Lei rimane in silenzio a lungo. Qualcosa per un attimo ha risonato, dentro di lei, a quello che ha detto la donna con i capelli di ovatta. Fragile come una farfalla, ma ora le sembra che abbia gli occhi di una Falena – grinzosa e sfigurata come una falena. Qualcosa per un attimo si è smosso, dentro la sua testa – da curvo e pieno si è spezzato, è diventato dritto e sfilacciato, ondeggiante nel vuoto. Le manca qualcosa per ricollegarlo, ricomporre quel filo spezzato – ma la donna non aggiunge altro.
– Dov’è il Bambino? – chiede. Si è ricordata improvvisamente di lui. Eppure, quando lui è presente, non se ne ricorda mai.
Il Bambino che non somiglia a nessuno.
Come attratto dal suo richiamo, eccolo ricomparire ai piedi del letto. La Donna Vecchia si eclissa come un incantesimo scaccia-falene.

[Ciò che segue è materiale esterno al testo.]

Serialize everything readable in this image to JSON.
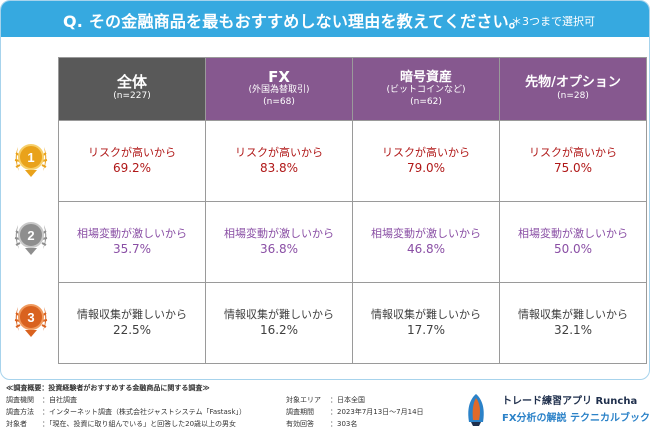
{
  "title": "Q. その金融商品を最もおすすめしない理由を教えてください。",
  "note": "＊3つまで選択可",
  "columns": [
    {
      "line1": "全体",
      "line2": "",
      "n": "(n=227)"
    },
    {
      "line1": "FX",
      "line2": "(外国為替取引)",
      "n": "(n=68)"
    },
    {
      "line1": "暗号資産",
      "line2": "(ビットコインなど)",
      "n": "(n=62)"
    },
    {
      "line1": "先物/オプション",
      "line2": "",
      "n": "(n=28)"
    }
  ],
  "ranks": [
    {
      "medal": "1",
      "cells": [
        {
          "label": "リスクが高いから",
          "value": "69.2%"
        },
        {
          "label": "リスクが高いから",
          "value": "83.8%"
        },
        {
          "label": "リスクが高いから",
          "value": "79.0%"
        },
        {
          "label": "リスクが高いから",
          "value": "75.0%"
        }
      ]
    },
    {
      "medal": "2",
      "cells": [
        {
          "label": "相場変動が激しいから",
          "value": "35.7%"
        },
        {
          "label": "相場変動が激しいから",
          "value": "36.8%"
        },
        {
          "label": "相場変動が激しいから",
          "value": "46.8%"
        },
        {
          "label": "相場変動が激しいから",
          "value": "50.0%"
        }
      ]
    },
    {
      "medal": "3",
      "cells": [
        {
          "label": "情報収集が難しいから",
          "value": "22.5%"
        },
        {
          "label": "情報収集が難しいから",
          "value": "16.2%"
        },
        {
          "label": "情報収集が難しいから",
          "value": "17.7%"
        },
        {
          "label": "情報収集が難しいから",
          "value": "32.1%"
        }
      ]
    }
  ],
  "footer": {
    "heading": "≪調査概要：投資経験者がおすすめする金融商品に関する調査≫",
    "rows_left": [
      {
        "key": "調査機関",
        "value": "：自社調査"
      },
      {
        "key": "調査方法",
        "value": "：インターネット調査（株式会社ジャストシステム「Fastask」）"
      },
      {
        "key": "対象者",
        "value": "：「現在、投資に取り組んでいる」と回答した20歳以上の男女"
      }
    ],
    "rows_right": [
      {
        "key": "対象エリア",
        "value": "：日本全国"
      },
      {
        "key": "調査期間",
        "value": "：2023年7月13日〜7月14日"
      },
      {
        "key": "有効回答",
        "value": "：303名"
      }
    ]
  },
  "brand": {
    "line1": "トレード練習アプリ Runcha",
    "line2": "FX分析の解説 テクニカルブック"
  },
  "colors": {
    "banner": "#36a9e0",
    "header_all": "#595959",
    "header_product": "#86588f",
    "rank1_text": "#b01818",
    "rank2_text": "#8a4fa5",
    "rank3_text": "#404040",
    "gold": "#e9a21b",
    "silver": "#8e8e8e",
    "bronze": "#d9621f"
  }
}
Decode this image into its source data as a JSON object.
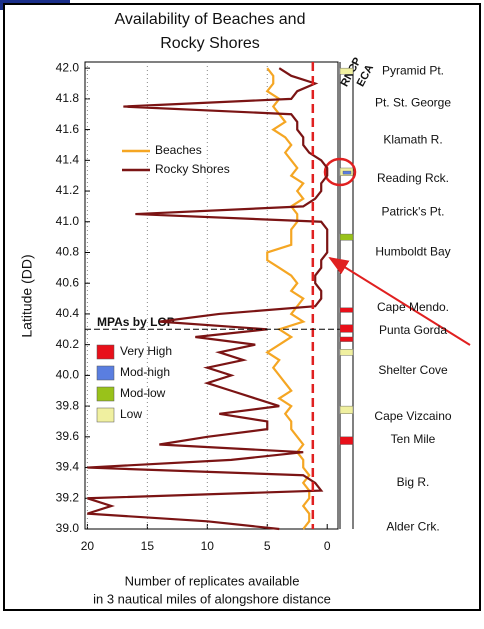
{
  "chart_data": {
    "type": "line",
    "title": [
      "Availability of Beaches and",
      "Rocky Shores"
    ],
    "y_label": "Latitude (DD)",
    "x_label": [
      "Number of replicates available",
      "in 3 nautical miles of alongshore distance"
    ],
    "xlim": [
      20.2,
      -0.9
    ],
    "ylim": [
      39.0,
      42.04
    ],
    "xticks": [
      20,
      15,
      10,
      5,
      0
    ],
    "yticks": [
      {
        "value": 42.0,
        "label": "42.0"
      },
      41.8,
      41.6,
      41.4,
      41.2,
      {
        "value": 41.0,
        "label": "41.0"
      },
      40.8,
      40.6,
      40.4,
      40.2,
      {
        "value": 40.0,
        "label": "40.0"
      },
      39.8,
      39.6,
      39.4,
      39.2,
      {
        "value": 39.0,
        "label": "39.0"
      }
    ],
    "grid": true,
    "x": [
      42.0,
      41.95,
      41.9,
      41.85,
      41.8,
      41.75,
      41.7,
      41.65,
      41.6,
      41.55,
      41.5,
      41.45,
      41.4,
      41.35,
      41.3,
      41.25,
      41.2,
      41.15,
      41.1,
      41.05,
      41.0,
      40.95,
      40.9,
      40.85,
      40.8,
      40.75,
      40.7,
      40.65,
      40.6,
      40.55,
      40.5,
      40.45,
      40.4,
      40.35,
      40.3,
      40.25,
      40.2,
      40.15,
      40.1,
      40.05,
      40.0,
      39.95,
      39.9,
      39.85,
      39.8,
      39.75,
      39.7,
      39.65,
      39.6,
      39.55,
      39.5,
      39.45,
      39.4,
      39.35,
      39.3,
      39.25,
      39.2,
      39.15,
      39.1,
      39.05,
      39.0
    ],
    "series": [
      {
        "name": "Beaches",
        "color": "#f5a623",
        "values": [
          5,
          4.5,
          4.5,
          5,
          4,
          4.5,
          4,
          3.5,
          4.5,
          3.5,
          3,
          3.5,
          3,
          2.5,
          3,
          2,
          2.5,
          2,
          3,
          2.5,
          2.5,
          3,
          3,
          3,
          5,
          5,
          4,
          3,
          2.5,
          3,
          2,
          2.5,
          3,
          2,
          4,
          3,
          4,
          5,
          4,
          4.5,
          4,
          3.5,
          3,
          4,
          3,
          3.5,
          3,
          3,
          2.5,
          2,
          2.5,
          2,
          2,
          1.5,
          2,
          1.5,
          1.5,
          2,
          1.5,
          1.5,
          2
        ]
      },
      {
        "name": "Rocky Shores",
        "color": "#7b1414",
        "values": [
          4,
          3,
          1,
          2.5,
          3,
          17,
          3,
          2.5,
          2.5,
          2,
          2,
          1.5,
          0.5,
          0,
          0,
          0.5,
          0.5,
          1,
          2,
          16,
          0.5,
          0,
          0,
          0,
          0,
          0.5,
          0.5,
          1,
          1,
          0.5,
          0.5,
          1,
          9,
          14,
          5,
          11,
          6,
          9,
          7,
          10,
          8,
          10,
          8,
          6,
          4,
          9,
          5,
          5,
          10,
          14,
          2,
          8,
          20,
          2,
          1,
          0.5,
          20,
          18,
          20,
          10,
          4
        ]
      }
    ],
    "reference_line": {
      "value": 1.2,
      "color": "#e02020"
    },
    "divider_lat": 40.3,
    "column_labels": [
      "RNCP",
      "ECA"
    ],
    "mpa_legend_title": "MPAs by LOP",
    "mpa_levels": [
      {
        "name": "Very High",
        "color": "#e8101a"
      },
      {
        "name": "Mod-high",
        "color": "#5a7ee0"
      },
      {
        "name": "Mod-low",
        "color": "#99c21a"
      },
      {
        "name": "Low",
        "color": "#f0f0a0"
      }
    ],
    "mpas": [
      {
        "level": "Low",
        "top": 42.0,
        "bottom": 41.96
      },
      {
        "level": "Low",
        "top": 41.35,
        "bottom": 41.3
      },
      {
        "level": "Mod-high",
        "top": 41.33,
        "bottom": 41.31
      },
      {
        "level": "Mod-low",
        "top": 40.92,
        "bottom": 40.88
      },
      {
        "level": "Very High",
        "top": 40.44,
        "bottom": 40.41
      },
      {
        "level": "Very High",
        "top": 40.33,
        "bottom": 40.28
      },
      {
        "level": "Very High",
        "top": 40.25,
        "bottom": 40.22
      },
      {
        "level": "Low",
        "top": 40.17,
        "bottom": 40.13
      },
      {
        "level": "Low",
        "top": 39.8,
        "bottom": 39.75
      },
      {
        "level": "Very High",
        "top": 39.6,
        "bottom": 39.55
      }
    ],
    "places": [
      {
        "name": "Pyramid Pt.",
        "lat": 41.98
      },
      {
        "name": "Pt. St. George",
        "lat": 41.77
      },
      {
        "name": "Klamath R.",
        "lat": 41.53
      },
      {
        "name": "Reading Rck.",
        "lat": 41.28
      },
      {
        "name": "Patrick's Pt.",
        "lat": 41.06
      },
      {
        "name": "Humboldt Bay",
        "lat": 40.8
      },
      {
        "name": "Cape Mendo.",
        "lat": 40.44
      },
      {
        "name": "Punta Gorda",
        "lat": 40.29
      },
      {
        "name": "Shelter Cove",
        "lat": 40.03
      },
      {
        "name": "Cape Vizcaino",
        "lat": 39.73
      },
      {
        "name": "Ten Mile",
        "lat": 39.58
      },
      {
        "name": "Big R.",
        "lat": 39.3
      },
      {
        "name": "Alder Crk.",
        "lat": 39.01
      }
    ]
  }
}
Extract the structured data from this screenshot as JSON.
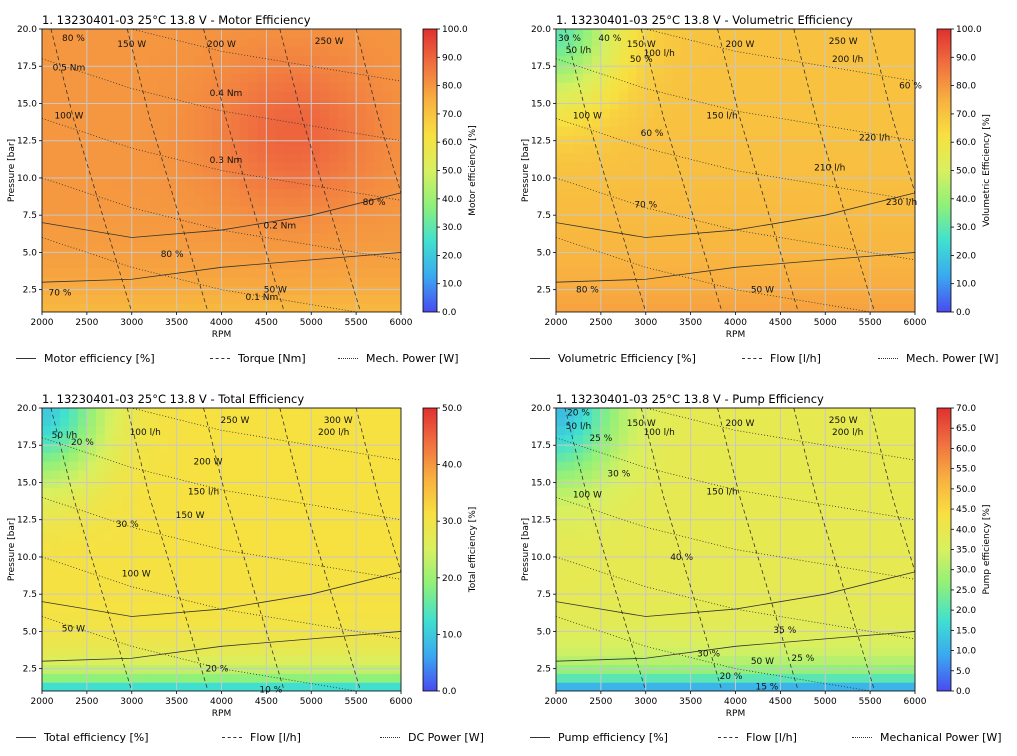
{
  "colormap": [
    "#4a4af0",
    "#3aa8f0",
    "#40e0d0",
    "#8ef07a",
    "#d8f060",
    "#f8e040",
    "#f8b040",
    "#f07040",
    "#e03030"
  ],
  "chart_data": [
    {
      "type": "heatmap",
      "title": "1. 13230401-03 25°C 13.8 V - Motor Efficiency",
      "xlabel": "RPM",
      "ylabel": "Pressure [bar]",
      "xlim": [
        2000,
        6000
      ],
      "ylim": [
        1,
        20
      ],
      "x_ticks": [
        "2000",
        "2500",
        "3000",
        "3500",
        "4000",
        "4500",
        "5000",
        "5500",
        "6000"
      ],
      "y_ticks": [
        "2.5",
        "5.0",
        "7.5",
        "10.0",
        "12.5",
        "15.0",
        "17.5",
        "20.0"
      ],
      "colorbar": {
        "label": "Motor efficiency [%]",
        "range": [
          0,
          100
        ],
        "ticks": [
          "0.0",
          "10.0",
          "20.0",
          "30.0",
          "40.0",
          "50.0",
          "60.0",
          "70.0",
          "80.0",
          "90.0",
          "100.0"
        ]
      },
      "field": {
        "base": 80,
        "peak": {
          "x": 4800,
          "y": 13,
          "v": 10
        },
        "low_y_drop": 8
      },
      "contour_labels": [
        {
          "text": "80 %",
          "x": 2350,
          "y": 19.2
        },
        {
          "text": "150 W",
          "x": 3000,
          "y": 18.8
        },
        {
          "text": "200 W",
          "x": 4000,
          "y": 18.8
        },
        {
          "text": "250 W",
          "x": 5200,
          "y": 19.0
        },
        {
          "text": "0.5 Nm",
          "x": 2300,
          "y": 17.2
        },
        {
          "text": "0.4 Nm",
          "x": 4050,
          "y": 15.5
        },
        {
          "text": "100 W",
          "x": 2300,
          "y": 14.0
        },
        {
          "text": "0.3 Nm",
          "x": 4050,
          "y": 11.0
        },
        {
          "text": "80 %",
          "x": 5700,
          "y": 8.2
        },
        {
          "text": "0.2 Nm",
          "x": 4650,
          "y": 6.6
        },
        {
          "text": "80 %",
          "x": 3450,
          "y": 4.7
        },
        {
          "text": "50 W",
          "x": 4600,
          "y": 2.3
        },
        {
          "text": "0.1 Nm",
          "x": 4450,
          "y": 1.8
        },
        {
          "text": "70 %",
          "x": 2200,
          "y": 2.1
        }
      ],
      "legend": [
        "Motor efficiency [%]",
        "Torque [Nm]",
        "Mech. Power [W]"
      ]
    },
    {
      "type": "heatmap",
      "title": "1. 13230401-03 25°C 13.8 V - Volumetric Efficiency",
      "xlabel": "RPM",
      "ylabel": "Pressure [bar]",
      "xlim": [
        2000,
        6000
      ],
      "ylim": [
        1,
        20
      ],
      "x_ticks": [
        "2000",
        "2500",
        "3000",
        "3500",
        "4000",
        "4500",
        "5000",
        "5500",
        "6000"
      ],
      "y_ticks": [
        "2.5",
        "5.0",
        "7.5",
        "10.0",
        "12.5",
        "15.0",
        "17.5",
        "20.0"
      ],
      "colorbar": {
        "label": "Volumetric Efficiency [%]",
        "range": [
          0,
          100
        ],
        "ticks": [
          "0.0",
          "10.0",
          "20.0",
          "30.0",
          "40.0",
          "50.0",
          "60.0",
          "70.0",
          "80.0",
          "90.0",
          "100.0"
        ]
      },
      "field": {
        "base": 70,
        "corner_low": {
          "x": 2000,
          "y": 20,
          "v": 30
        },
        "low_y_rise": 8
      },
      "contour_labels": [
        {
          "text": "30 %",
          "x": 2150,
          "y": 19.2
        },
        {
          "text": "40 %",
          "x": 2600,
          "y": 19.2
        },
        {
          "text": "50 l/h",
          "x": 2250,
          "y": 18.4
        },
        {
          "text": "150 W",
          "x": 2950,
          "y": 18.8
        },
        {
          "text": "50 %",
          "x": 2950,
          "y": 17.8
        },
        {
          "text": "100 l/h",
          "x": 3150,
          "y": 18.2
        },
        {
          "text": "200 W",
          "x": 4050,
          "y": 18.8
        },
        {
          "text": "250 W",
          "x": 5200,
          "y": 19.0
        },
        {
          "text": "200 l/h",
          "x": 5250,
          "y": 17.8
        },
        {
          "text": "60 %",
          "x": 5950,
          "y": 16.0
        },
        {
          "text": "100 W",
          "x": 2350,
          "y": 14.0
        },
        {
          "text": "150 l/h",
          "x": 3850,
          "y": 14.0
        },
        {
          "text": "60 %",
          "x": 3070,
          "y": 12.8
        },
        {
          "text": "210 l/h",
          "x": 5050,
          "y": 10.5
        },
        {
          "text": "220 l/h",
          "x": 5550,
          "y": 12.5
        },
        {
          "text": "70 %",
          "x": 3000,
          "y": 8.0
        },
        {
          "text": "230 l/h",
          "x": 5850,
          "y": 8.2
        },
        {
          "text": "80 %",
          "x": 2350,
          "y": 2.3
        },
        {
          "text": "50 W",
          "x": 4300,
          "y": 2.3
        }
      ],
      "legend": [
        "Volumetric Efficiency [%]",
        "Flow [l/h]",
        "Mech. Power [W]"
      ]
    },
    {
      "type": "heatmap",
      "title": "1. 13230401-03 25°C 13.8 V - Total Efficiency",
      "xlabel": "RPM",
      "ylabel": "Pressure [bar]",
      "xlim": [
        2000,
        6000
      ],
      "ylim": [
        1,
        20
      ],
      "x_ticks": [
        "2000",
        "2500",
        "3000",
        "3500",
        "4000",
        "4500",
        "5000",
        "5500",
        "6000"
      ],
      "y_ticks": [
        "2.5",
        "5.0",
        "7.5",
        "10.0",
        "12.5",
        "15.0",
        "17.5",
        "20.0"
      ],
      "colorbar": {
        "label": "Total efficiency [%]",
        "range": [
          0,
          50
        ],
        "ticks": [
          "0.0",
          "10.0",
          "20.0",
          "30.0",
          "40.0",
          "50.0"
        ]
      },
      "field": {
        "base": 31,
        "corner_low": {
          "x": 2000,
          "y": 20,
          "v": 10
        },
        "bottom_low": 8
      },
      "contour_labels": [
        {
          "text": "50 l/h",
          "x": 2250,
          "y": 18.0
        },
        {
          "text": "20 %",
          "x": 2450,
          "y": 17.5
        },
        {
          "text": "100 l/h",
          "x": 3150,
          "y": 18.2
        },
        {
          "text": "250 W",
          "x": 4150,
          "y": 19.0
        },
        {
          "text": "300 W",
          "x": 5300,
          "y": 19.0
        },
        {
          "text": "200 l/h",
          "x": 5250,
          "y": 18.2
        },
        {
          "text": "200 W",
          "x": 3850,
          "y": 16.2
        },
        {
          "text": "150 l/h",
          "x": 3800,
          "y": 14.2
        },
        {
          "text": "150 W",
          "x": 3650,
          "y": 12.6
        },
        {
          "text": "30 %",
          "x": 2950,
          "y": 12.0
        },
        {
          "text": "100 W",
          "x": 3050,
          "y": 8.7
        },
        {
          "text": "50 W",
          "x": 2350,
          "y": 5.0
        },
        {
          "text": "20 %",
          "x": 3950,
          "y": 2.3
        },
        {
          "text": "10 %",
          "x": 4550,
          "y": 0.9
        }
      ],
      "legend": [
        "Total efficiency [%]",
        "Flow [l/h]",
        "DC Power [W]"
      ]
    },
    {
      "type": "heatmap",
      "title": "1. 13230401-03 25°C 13.8 V - Pump Efficiency",
      "xlabel": "RPM",
      "ylabel": "Pressure [bar]",
      "xlim": [
        2000,
        6000
      ],
      "ylim": [
        1,
        20
      ],
      "x_ticks": [
        "2000",
        "2500",
        "3000",
        "3500",
        "4000",
        "4500",
        "5000",
        "5500",
        "6000"
      ],
      "y_ticks": [
        "2.5",
        "5.0",
        "7.5",
        "10.0",
        "12.5",
        "15.0",
        "17.5",
        "20.0"
      ],
      "colorbar": {
        "label": "Pump efficiency [%]",
        "range": [
          0,
          70
        ],
        "ticks": [
          "0.0",
          "5.0",
          "10.0",
          "15.0",
          "20.0",
          "25.0",
          "30.0",
          "35.0",
          "40.0",
          "45.0",
          "50.0",
          "55.0",
          "60.0",
          "65.0",
          "70.0"
        ]
      },
      "field": {
        "base": 39,
        "corner_low": {
          "x": 2000,
          "y": 20,
          "v": 12
        },
        "bottom_low": 4
      },
      "contour_labels": [
        {
          "text": "20 %",
          "x": 2250,
          "y": 19.5
        },
        {
          "text": "50 l/h",
          "x": 2250,
          "y": 18.6
        },
        {
          "text": "25 %",
          "x": 2500,
          "y": 17.8
        },
        {
          "text": "150 W",
          "x": 2950,
          "y": 18.8
        },
        {
          "text": "100 l/h",
          "x": 3150,
          "y": 18.2
        },
        {
          "text": "200 W",
          "x": 4050,
          "y": 18.8
        },
        {
          "text": "250 W",
          "x": 5200,
          "y": 19.0
        },
        {
          "text": "200 l/h",
          "x": 5250,
          "y": 18.2
        },
        {
          "text": "30 %",
          "x": 2700,
          "y": 15.4
        },
        {
          "text": "100 W",
          "x": 2350,
          "y": 14.0
        },
        {
          "text": "150 l/h",
          "x": 3850,
          "y": 14.2
        },
        {
          "text": "40 %",
          "x": 3400,
          "y": 9.8
        },
        {
          "text": "35 %",
          "x": 4550,
          "y": 4.9
        },
        {
          "text": "30 %",
          "x": 3700,
          "y": 3.3
        },
        {
          "text": "50 W",
          "x": 4300,
          "y": 2.8
        },
        {
          "text": "25 %",
          "x": 4750,
          "y": 3.0
        },
        {
          "text": "20 %",
          "x": 3950,
          "y": 1.8
        },
        {
          "text": "15 %",
          "x": 4350,
          "y": 1.1
        }
      ],
      "legend": [
        "Pump efficiency [%]",
        "Flow [l/h]",
        "Mechanical Power [W]"
      ]
    }
  ]
}
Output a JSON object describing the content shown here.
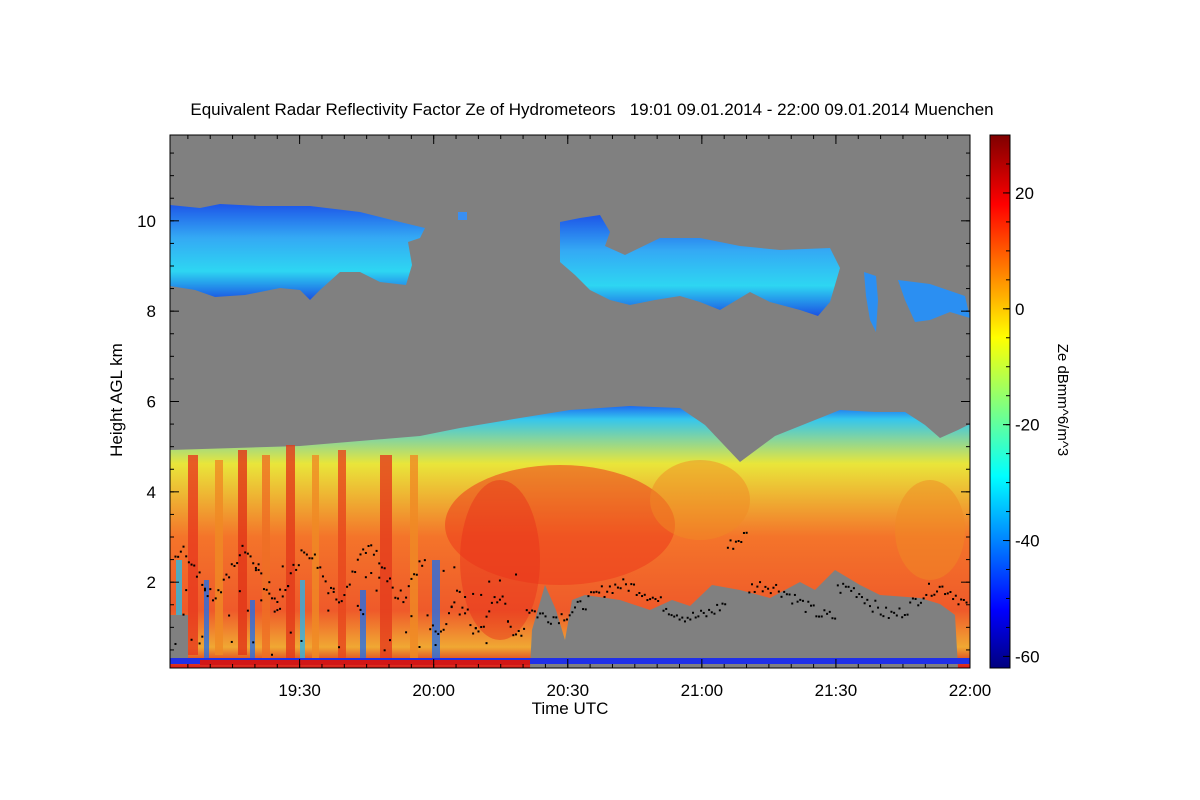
{
  "chart_data": {
    "type": "heatmap",
    "title": "Equivalent Radar Reflectivity Factor Ze of Hydrometeors   19:01 09.01.2014 - 22:00 09.01.2014 Muenchen",
    "xlabel": "Time UTC",
    "ylabel": "Height AGL km",
    "x_ticks": [
      "19:30",
      "20:00",
      "20:30",
      "21:00",
      "21:30",
      "22:00"
    ],
    "y_ticks": [
      "2",
      "4",
      "6",
      "8",
      "10"
    ],
    "xlim_minutes_after_19_00": [
      1,
      180
    ],
    "ylim_km": [
      0.1,
      11.9
    ],
    "colorbar": {
      "label": "Ze dBmm^6/m^3",
      "ticks": [
        "20",
        "0",
        "-20",
        "-40",
        "-60"
      ],
      "range": [
        -62,
        30
      ],
      "colormap": "jet"
    },
    "missing_color": "#808080",
    "features": [
      {
        "name": "upper cloud layer",
        "height_km": [
          8.2,
          10.5
        ],
        "ze_dbz": [
          -40,
          -25
        ]
      },
      {
        "name": "main precipitation layer",
        "height_km": [
          0.2,
          5.9
        ],
        "ze_dbz": [
          -40,
          25
        ]
      },
      {
        "name": "melting layer markers",
        "height_km": [
          1.2,
          3.2
        ],
        "color": "#000000"
      }
    ]
  }
}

– Eccoti. Dove sei stato? Ti ho cercato. La Donna Vecchia si è seduta al tuo posto.
– Davvero mi hai cercato?
– Eri a giocare con i dinosauri, dì la verità.
Era con Sirius e Regulus, e Bellatrix li guardava da lontano, mentre si esercitava nei suoi piccoli intrighi di magia oscura. E Cissy dov’era? Nei suoi ricordi lei non c’è mai.
– Io non ci gioco con i dinosauri. Io li uccido.
– Li uccidi? E perché? Sirius non li uccideva mica… solo quelli di Regulus, per vincere.
– Io invece li uccido e bevo il loro sangue. Il sangue dei dinosauri rende invincibili. È la pozione che sai fare tu, nonna.
Lei annuisce, come se avesse capito tutto.
E, in effetti, ha capito tutto: il rumore del Mare dietro la finestra, e il volo delle Farfalle sul soffitto – che diventano Falene quando la luce non c’è. Pian piano si trasforma tutto in ovatta, tutto diventa candido e avvolgente e privo di spigoli.
Gli fa cenno con la mano di avvicinarsi.
Gli tocca i capelli, e le labbra. Una mezzaluna di gengive indifese sul davanti.
Poi si tocca le proprie – gengive grinzose come una falena, altrettanto indifese.
– Non è vero che non somigli a nessuno – dice. – Somigli a me… Teddy.